Clause 15: Data Model needed to be updated to accommodate concept labels, GUID, PID, and other new fields added to the standard. There are also extensive models and ties to both the SKOS and UML formats.
Clause 16: Integrations and interoperability with other methodologies and software is mostly covered by Part 2 of this standard. So, this section was lightly updated, referring to the other work which will likely be revised in the next couple of years.
Clause 17: Exchange formats have increased in availability since 2011 and this section needed review and updating to ensure that the references were updated, and the formats covered were still true. Interestingly, the SKOS format itself is still valid although individual organizations have embroidered on their own implementations making it more of a guideline that a standard.
Clause 1: Protocols have also needed updating although not extensively.

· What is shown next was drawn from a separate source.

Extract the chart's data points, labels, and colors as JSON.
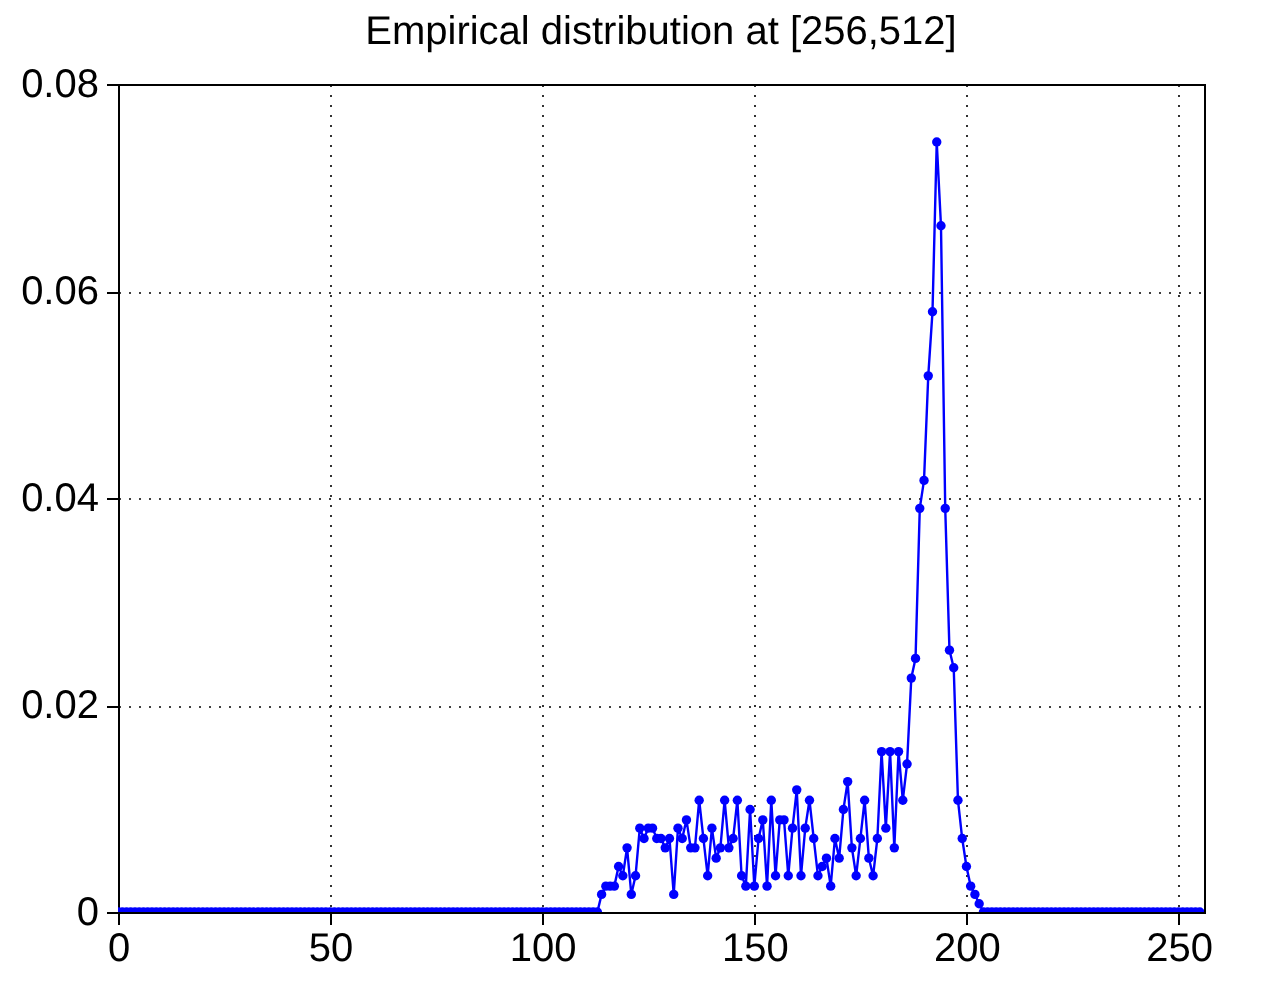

The Annexes with sample thesauri were brought up-to-date with the current examples from each and, of course, with permissions to use them. Although many of the supporting examples are from organizations which are not part of the revision committee, they were very generous in providing updated examples of their prototypical work and permission to use the examples.
The section on software for thesaurus creation was moved to the third Annex in order to streamline the standard body. It is still being considered by the committee whether to include this Annex or not.
The ISO 25964 merges the mono and multilingual thesauri to a single work. The project concentrates on development and maintenance, but does not include on how to use it in the indexing process. There are other standards concerning how to index with subject metadata.
Status
This paper is meant only to provide the highlights of the current revision. The draft was completed June 29, 2024. It was released for initial comments and voting to the ISO member bodies on July 29, 2024. The voting concluded in October 2024, the committee will reconvene to resolve the comments made any additional items as well which need to be brought to conclusion.
Revision committee
As on all committees, the members of the working group varied in knowledge, skills, backgrounds, contributions, and attendance. The discussions at the regular zoom meetings were lively, informative, and productive. We all learned a lot. Several members quickly and willingly commented extensively, took sections or clauses and models, and rewrote/updated them for the group’s comments. Others researched/updated the bibliography and the references to other standards, and created new sections. Of special note are the contributions, alphabetically, of Kerry Blinco, Joseph Busch, Dave Clarke, Betsy Fanning, David Gillikin, Pat Harpring, Heather Hedden, Elisabeth Moscara, Doug Tudhope, and Marcia Zeng. They made the time fly, the work fun, and my job as convenor much lighter.